The bibliography thus becomes a public surface of commitment. It says: these are the forces the field accepts as part of its construction; these are the disciplines it allows to speak; these are the tensions it refuses to simplify. A weak bibliography hides its politics behind completeness. A strong bibliography exposes its architecture. It shows where the weight comes from, where the gaps remain, which materials have already hardened into nuclei, and which remain plastic, latent, available for later absorption.
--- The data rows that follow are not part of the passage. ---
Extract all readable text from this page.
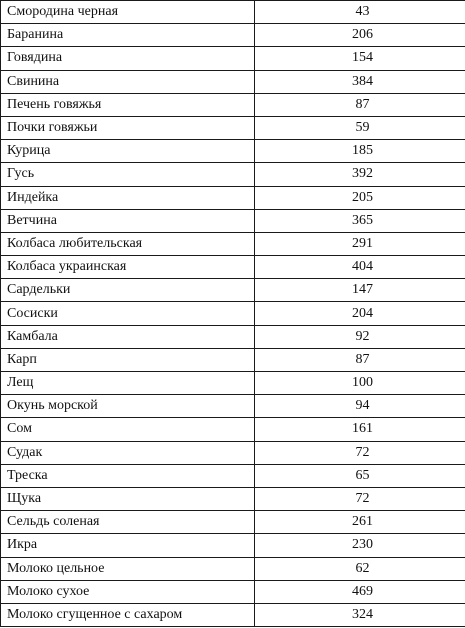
Смородина черная	43
Баранина	206
Говядина	154
Свинина	384
Печень говяжья	87
Почки говяжьи	59
Курица	185
Гусь	392
Индейка	205
Ветчина	365
Колбаса любительская	291
Колбаса украинская	404
Сардельки	147
Сосиски	204
Камбала	92
Карп	87
Лещ	100
Окунь морской	94
Сом	161
Судак	72
Треска	65
Щука	72
Сельдь соленая	261
Икра	230
Молоко цельное	62
Молоко сухое	469
Молоко сгущенное с сахаром	324
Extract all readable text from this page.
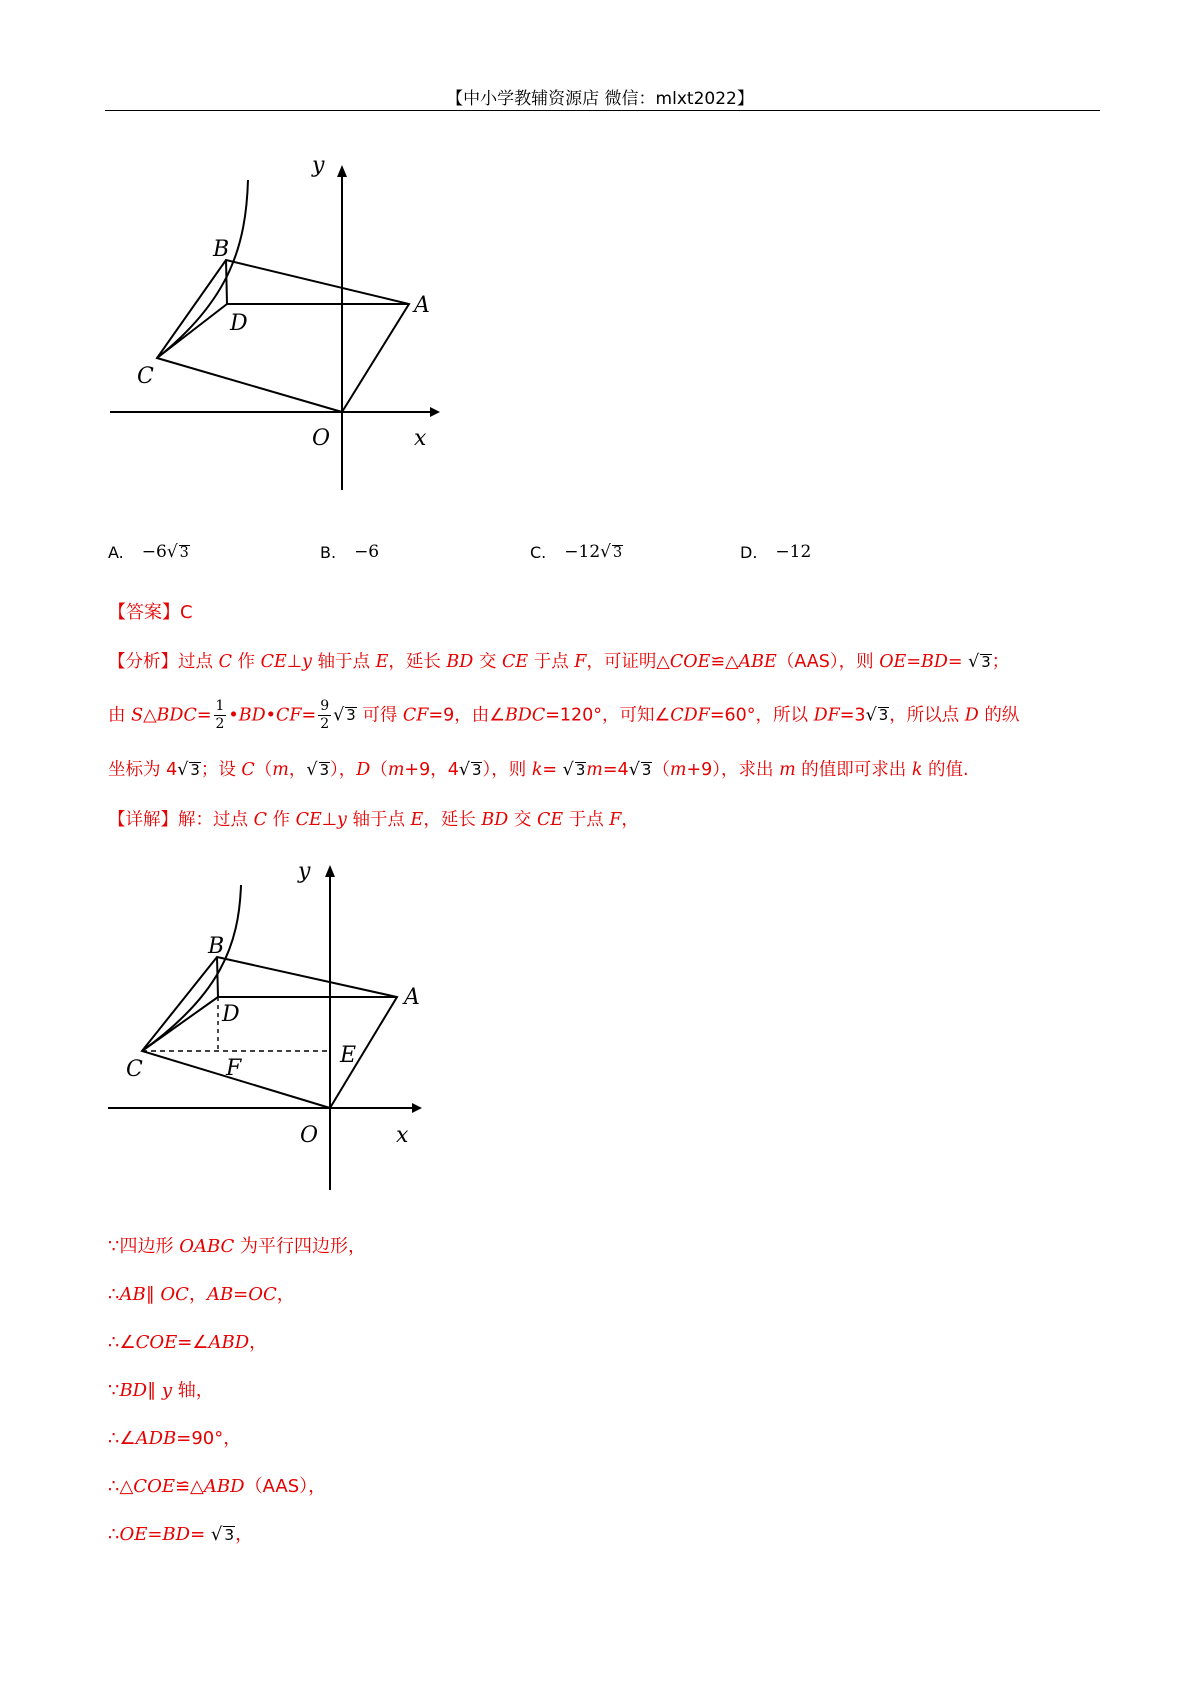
【中小学教辅资源店 微信：mlxt2022】
y
x
O
A
B
C
D
A. −6 √ 3	B. −6	C. −12 √ 3	D. −12
【答案】C
【分析】过点 C 作 CE⊥y 轴于点 E，延长 BD 交 CE 于点 F，可证明△COE≌△ABE（AAS），则 OE=BD= √ 3；
由 S△BDC= $\frac{1}{2}$ •BD•CF= $\frac{9}{2}$ √ 3 可得 CF=9，由∠BDC=120°，可知∠CDF=60°，所以 DF=3√ 3，所以点 D 的纵
坐标为 4√ 3；设 C（m，√ 3），D（m+9，4√ 3），则 k= √ 3m=4√ 3（m+9），求出 m 的值即可求出 k 的值.
【详解】解：过点 C 作 CE⊥y 轴于点 E，延长 BD 交 CE 于点 F，
y
x
O
A
B
C
D
E
F
∵四边形 OABC 为平行四边形，
∴AB∥ OC，AB=OC，
∴∠COE=∠ABD，
∵BD∥ y 轴，
∴∠ADB=90°，
∴△COE≌△ABD（AAS），
∴OE=BD= √ 3，
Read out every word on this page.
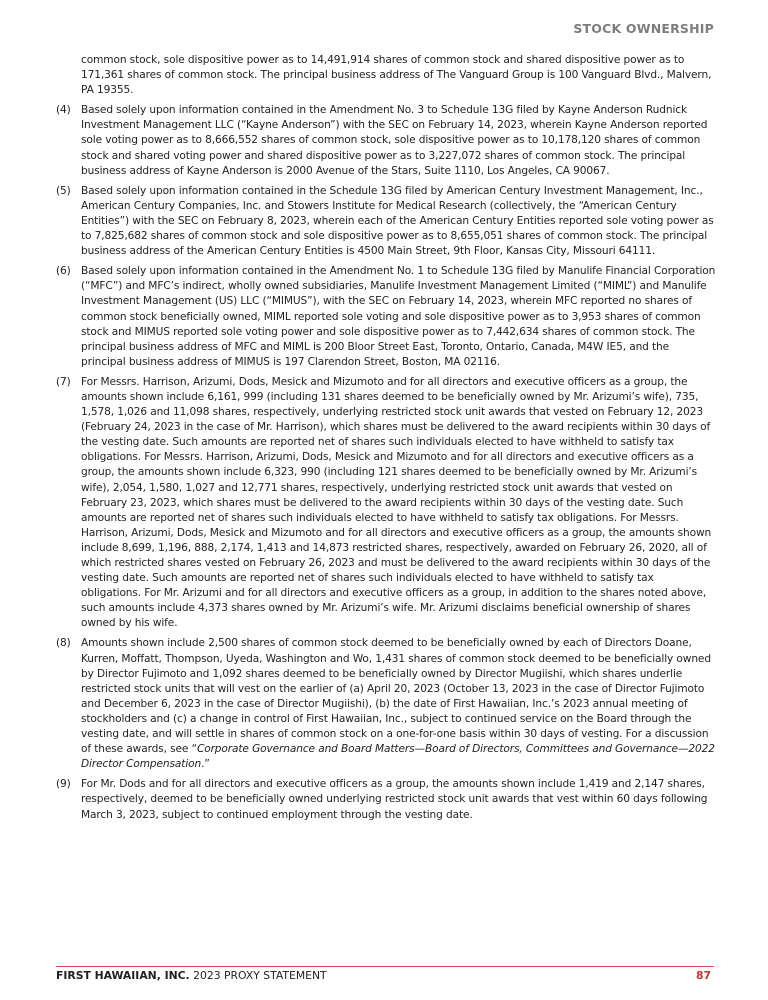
STOCK OWNERSHIP
common stock, sole dispositive power as to 14,491,914 shares of common stock and shared dispositive power as to 171,361 shares of common stock. The principal business address of The Vanguard Group is 100 Vanguard Blvd., Malvern, PA 19355.
(4) Based solely upon information contained in the Amendment No. 3 to Schedule 13G filed by Kayne Anderson Rudnick Investment Management LLC (“Kayne Anderson”) with the SEC on February 14, 2023, wherein Kayne Anderson reported sole voting power as to 8,666,552 shares of common stock, sole dispositive power as to 10,178,120 shares of common stock and shared voting power and shared dispositive power as to 3,227,072 shares of common stock. The principal business address of Kayne Anderson is 2000 Avenue of the Stars, Suite 1110, Los Angeles, CA 90067.
(5) Based solely upon information contained in the Schedule 13G filed by American Century Investment Management, Inc., American Century Companies, Inc. and Stowers Institute for Medical Research (collectively, the “American Century Entities”) with the SEC on February 8, 2023, wherein each of the American Century Entities reported sole voting power as to 7,825,682 shares of common stock and sole dispositive power as to 8,655,051 shares of common stock. The principal business address of the American Century Entities is 4500 Main Street, 9th Floor, Kansas City, Missouri 64111.
(6) Based solely upon information contained in the Amendment No. 1 to Schedule 13G filed by Manulife Financial Corporation (“MFC”) and MFC’s indirect, wholly owned subsidiaries, Manulife Investment Management Limited (“MIML”) and Manulife Investment Management (US) LLC (“MIMUS”), with the SEC on February 14, 2023, wherein MFC reported no shares of common stock beneficially owned, MIML reported sole voting and sole dispositive power as to 3,953 shares of common stock and MIMUS reported sole voting power and sole dispositive power as to 7,442,634 shares of common stock. The principal business address of MFC and MIML is 200 Bloor Street East, Toronto, Ontario, Canada, M4W IE5, and the principal business address of MIMUS is 197 Clarendon Street, Boston, MA 02116.
(7) For Messrs. Harrison, Arizumi, Dods, Mesick and Mizumoto and for all directors and executive officers as a group, the amounts shown include 6,161, 999 (including 131 shares deemed to be beneficially owned by Mr. Arizumi’s wife), 735, 1,578, 1,026 and 11,098 shares, respectively, underlying restricted stock unit awards that vested on February 12, 2023 (February 24, 2023 in the case of Mr. Harrison), which shares must be delivered to the award recipients within 30 days of the vesting date. Such amounts are reported net of shares such individuals elected to have withheld to satisfy tax obligations. For Messrs. Harrison, Arizumi, Dods, Mesick and Mizumoto and for all directors and executive officers as a group, the amounts shown include 6,323, 990 (including 121 shares deemed to be beneficially owned by Mr. Arizumi’s wife), 2,054, 1,580, 1,027 and 12,771 shares, respectively, underlying restricted stock unit awards that vested on February 23, 2023, which shares must be delivered to the award recipients within 30 days of the vesting date. Such amounts are reported net of shares such individuals elected to have withheld to satisfy tax obligations. For Messrs. Harrison, Arizumi, Dods, Mesick and Mizumoto and for all directors and executive officers as a group, the amounts shown include 8,699, 1,196, 888, 2,174, 1,413 and 14,873 restricted shares, respectively, awarded on February 26, 2020, all of which restricted shares vested on February 26, 2023 and must be delivered to the award recipients within 30 days of the vesting date. Such amounts are reported net of shares such individuals elected to have withheld to satisfy tax obligations. For Mr. Arizumi and for all directors and executive officers as a group, in addition to the shares noted above, such amounts include 4,373 shares owned by Mr. Arizumi’s wife. Mr. Arizumi disclaims beneficial ownership of shares owned by his wife.
(8) Amounts shown include 2,500 shares of common stock deemed to be beneficially owned by each of Directors Doane, Kurren, Moffatt, Thompson, Uyeda, Washington and Wo, 1,431 shares of common stock deemed to be beneficially owned by Director Fujimoto and 1,092 shares deemed to be beneficially owned by Director Mugiishi, which shares underlie restricted stock units that will vest on the earlier of (a) April 20, 2023 (October 13, 2023 in the case of Director Fujimoto and December 6, 2023 in the case of Director Mugiishi), (b) the date of First Hawaiian, Inc.’s 2023 annual meeting of stockholders and (c) a change in control of First Hawaiian, Inc., subject to continued service on the Board through the vesting date, and will settle in shares of common stock on a one-for-one basis within 30 days of vesting. For a discussion of these awards, see “Corporate Governance and Board Matters—Board of Directors, Committees and Governance—2022 Director Compensation.”
(9) For Mr. Dods and for all directors and executive officers as a group, the amounts shown include 1,419 and 2,147 shares, respectively, deemed to be beneficially owned underlying restricted stock unit awards that vest within 60 days following March 3, 2023, subject to continued employment through the vesting date.
FIRST HAWAIIAN, INC. 2023 PROXY STATEMENT	87
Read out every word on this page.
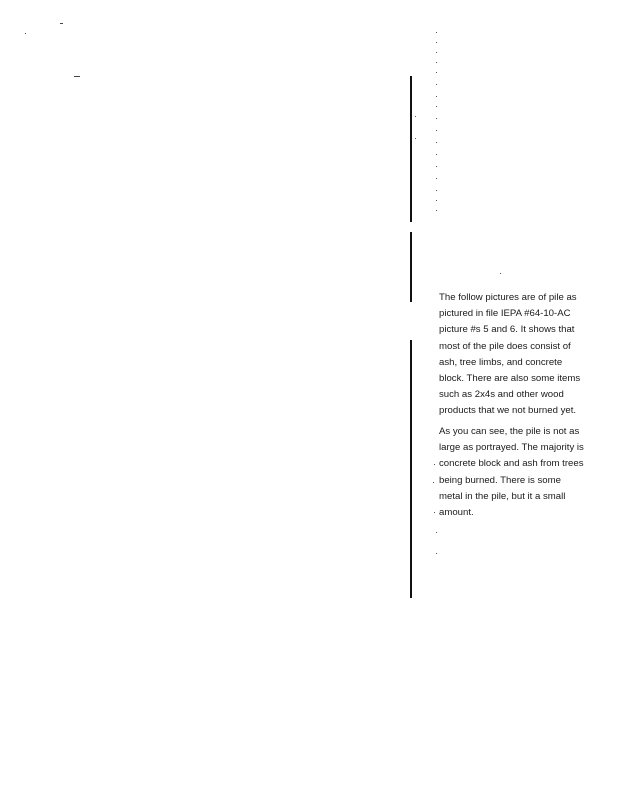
The follow pictures are of pile as
pictured in file IEPA #64-10-AC
picture #s 5 and 6. It shows that
most of the pile does consist of
ash, tree limbs, and concrete
block. There are also some items
such as 2x4s and other wood
products that we not burned yet.
As you can see, the pile is not as
large as portrayed. The majority is
concrete block and ash from trees
being burned. There is some
metal in the pile, but it a small
amount.
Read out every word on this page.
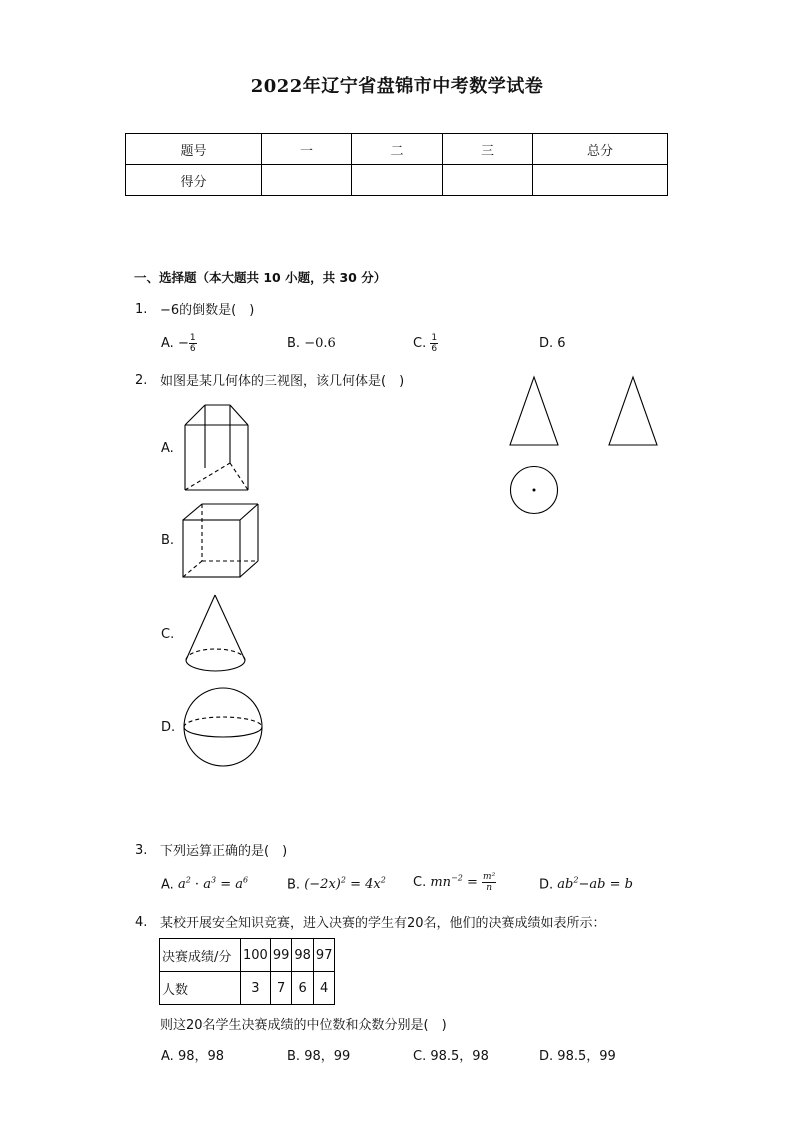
2022年辽宁省盘锦市中考数学试卷
题号	一	二	三	总分
得分				
一、选择题（本大题共 10 小题，共 30 分）
1. −6的倒数是(　)
A. − $\frac{1}{6}$	B. −0.6	C. $\frac{1}{6}$	D. 6
2. 如图是某几何体的三视图，该几何体是(　)
A.
B.
C.
D.
3. 下列运算正确的是(　)
A. $a^2 \cdot a^3 = a^6$	B. $(-2x)^2 = 4x^2$ C. $mn^{-2} = \frac{\text{m²}}{n}$	D. $ab^2-ab = b$
4. 某校开展安全知识竞赛，进入决赛的学生有20名，他们的决赛成绩如表所示：
决赛成绩/分	100	99	98	97
人数	3	7	6	4
则这20名学生决赛成绩的中位数和众数分别是(　)
A. 98，98	B. 98，99	C. 98.5，98	D. 98.5，99
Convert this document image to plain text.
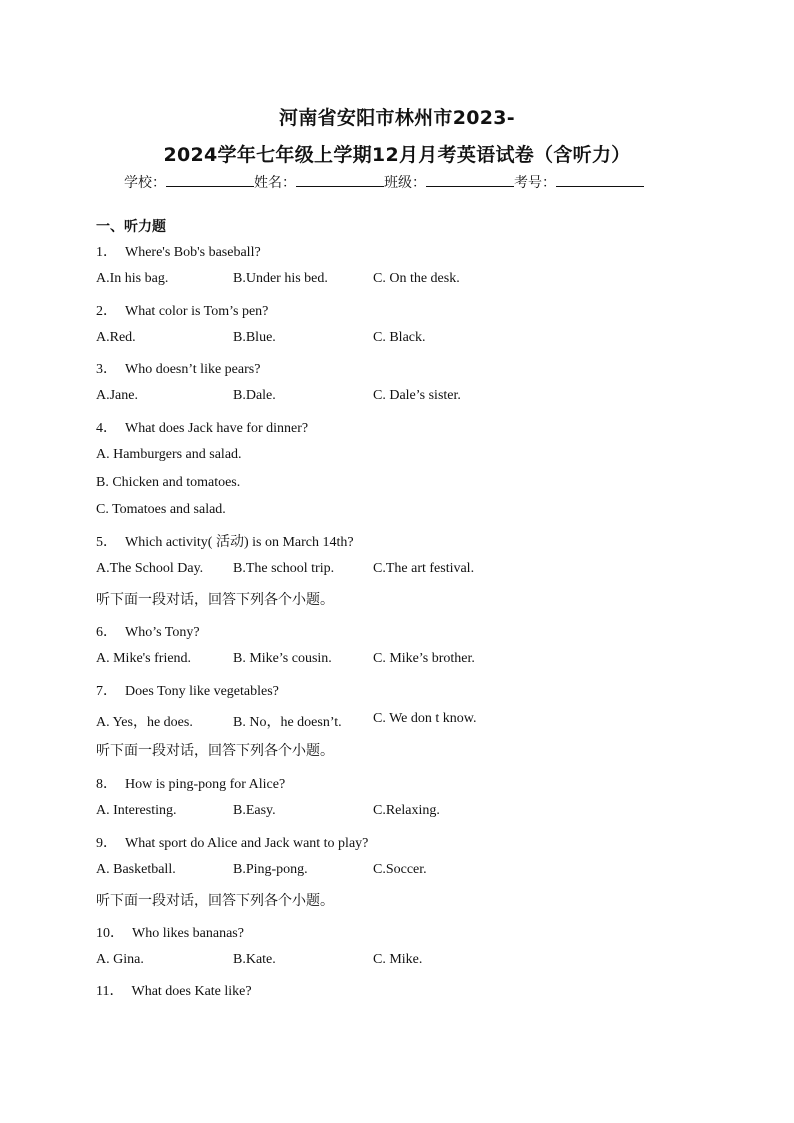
河南省安阳市林州市2023-
2024学年七年级上学期12月月考英语试卷（含听力）
学校：	姓名：	班级：	考号：
一、听力题
1． Where's Bob's baseball?
A.In his bag.	B.Under his bed.	C. On the desk.
2． What color is Tom’s pen?
A.Red.	B.Blue.	C. Black.
3． Who doesn’t like pears?
A.Jane.	B.Dale.	C. Dale’s sister.
4． What does Jack have for dinner?
A. Hamburgers and salad.
B. Chicken and tomatoes.
C. Tomatoes and salad.
5． Which activity( 活动) is on March 14th?
A.The School Day. B.The school trip.	C.The art festival.
听下面一段对话，回答下列各个小题。
6． Who’s Tony?
A. Mike's friend.	B. Mike’s cousin.	C. Mike’s brother.
7． Does Tony like vegetables?
A. Yes，he does.	B. No，he doesn’t. C. We don t know.
听下面一段对话，回答下列各个小题。
8． How is ping-pong for Alice?
A. Interesting.	B.Easy.	C.Relaxing.
9． What sport do Alice and Jack want to play?
A. Basketball.	B.Ping-pong.	C.Soccer.
听下面一段对话，回答下列各个小题。
10． Who likes bananas?
A. Gina.	B.Kate.	C. Mike.
11． What does Kate like?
To fix CitationalCommitment is to understand that citation is not debt alone. It is construction, alliance, pressure, risk and governance. The field does not cite because it wants to appear legitimate. It cites because without those loads, the architecture would not stand.
Bhabha, H. (1994) The Location of Culture. London: Routledge.
Jasanoff, S. (ed.) (2004) States of Knowledge: The Co-Production of Science and Social Order. London: Routledge.
Quijano, A. (2000) ‘Coloniality of Power, Eurocentrism, and Latin America’, Nepantla: Views from South, 1(3), pp. 533–580.
Spivak, G.C. (1988) ‘Can the Subaltern Speak?’, in Nelson, C. and Grossberg, L. (eds.) Marxism and the Interpretation of Culture. Urbana: University of Illinois Press, pp. 271–313.
Tafuri, M. (1976) Architecture and Utopia: Design and Capitalist Development. Cambridge, MA: MIT Press.